If you wind up making a mistake, apologize without getting defensive or explaining yourself, and then move on. However, it’s important to realize that if you ask someone for their pronouns and then misgender them, that can feel like a betrayal and disruption of trust, so pay attention to your language and write down reminders in your notes. And if you find that you are consistently misgendering a client, you may need to take a step back and reflect. Do some journaling and try to unpack your own gender biases.

What to do if a client calls you homophobic or transphobic

If your patient calls your homophobic or transphobic, don’t jump to explain yourself, say you didn’t mean it that way, or get defensive.
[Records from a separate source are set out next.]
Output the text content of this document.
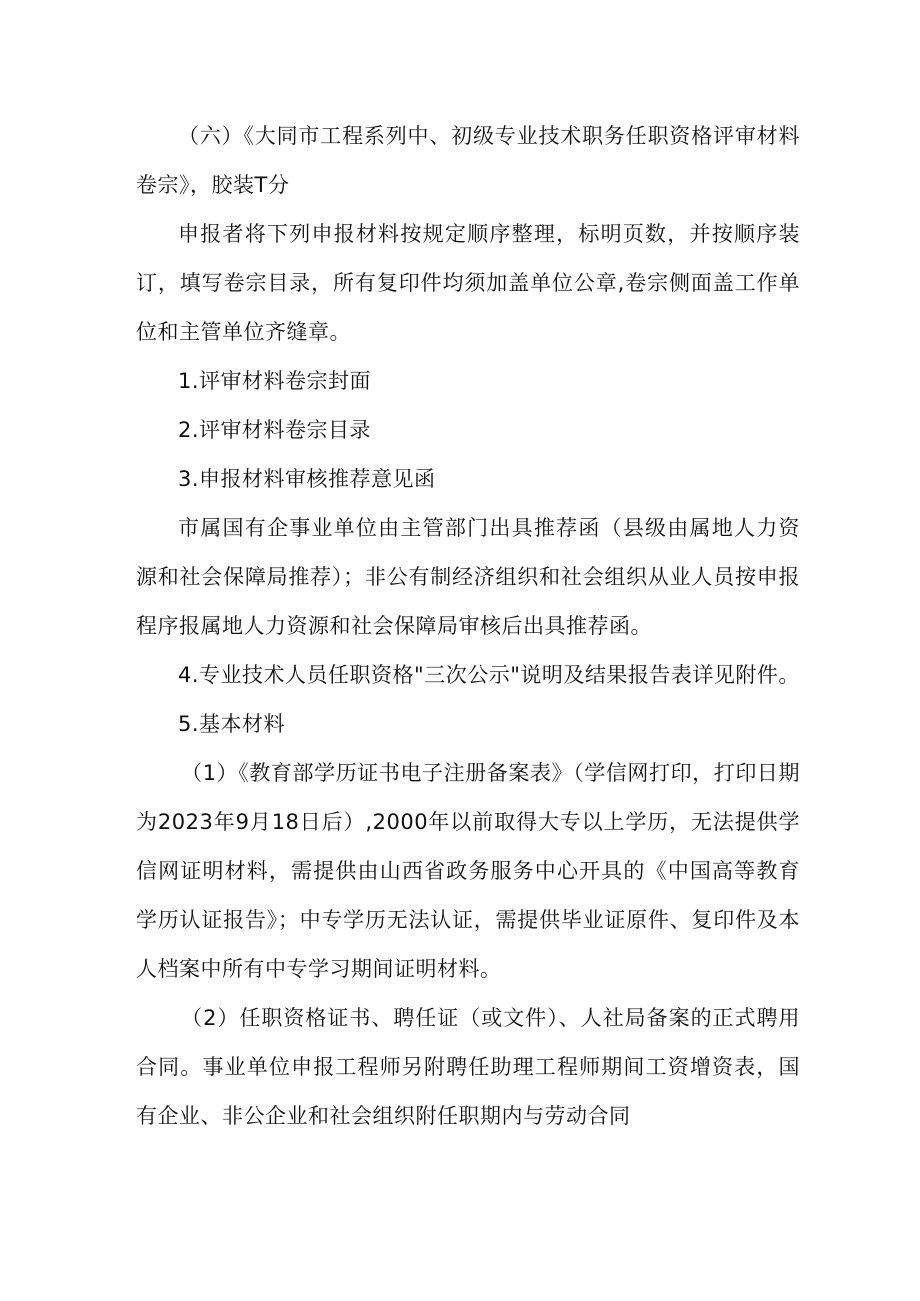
（六）《大同市工程系列中、初级专业技术职务任职资格评审材料卷宗》，胶装T分

申报者将下列申报材料按规定顺序整理，标明页数，并按顺序装订，填写卷宗目录，所有复印件均须加盖单位公章,卷宗侧面盖工作单位和主管单位齐缝章。

1.评审材料卷宗封面

2.评审材料卷宗目录

3.申报材料审核推荐意见函

市属国有企事业单位由主管部门出具推荐函（县级由属地人力资源和社会保障局推荐）；非公有制经济组织和社会组织从业人员按申报程序报属地人力资源和社会保障局审核后出具推荐函。

4.专业技术人员任职资格"三次公示"说明及结果报告表详见附件。

5.基本材料

（1）《教育部学历证书电子注册备案表》（学信网打印，打印日期为2023年9月18日后）,2000年以前取得大专以上学历，无法提供学信网证明材料，需提供由山西省政务服务中心开具的《中国高等教育学历认证报告》；中专学历无法认证，需提供毕业证原件、复印件及本人档案中所有中专学习期间证明材料。

（2）任职资格证书、聘任证（或文件）、人社局备案的正式聘用合同。事业单位申报工程师另附聘任助理工程师期间工资增资表，国有企业、非公企业和社会组织附任职期内与劳动合同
This communicates that your need to defend yourself takes precedence over your client’s pain—it can make them feel unheard. You need to prioritize your client’s experience, even if you are uncomfortable or it causes you pain. Pause in the moment, collect yourself, and tell your client you are ready to listen to their feelings and experience.

Although your emotions, anger, and defensiveness are valid, the actions that stem from these emotions might not be and can cause a rift in the therapeutic relationship. Genuinely listen to what your patient has to say, offer a thoughtful apology, and validate their pain, acknowledging your role in their hurt.

As a provider, regardless of your gender identity, you may make mistakes along the way, and that’s expected—it’s how you respond to these missteps and make changes that matter. However, putting in the work to create a safe and affirming space for trans and nonbinary patients can help minimize these risks, improve your ability to help patients heal, and communicate to your patients that you value and respect them.


  1. Perry, M., Watson, L., Hayden, L., & Inwards-Breland, D. (2019). Using body neutrality to inform eating disorder management in a gender diverse world. The Lancet. Child & adolescent health, 3(9), 597–598. 
  2. Diemer, E. W., Grant, J. D., Munn-Chernoff, M. A., Patterson, D. A., & Duncan, A. E. (2015). Gender Identity, Sexual Orientation, and Eating-Related Pathology in a National Sample of College Students. The Journal of Adolescent Health: Official Publication of the Society for Adolescent Medicine, 57(2), 144–149.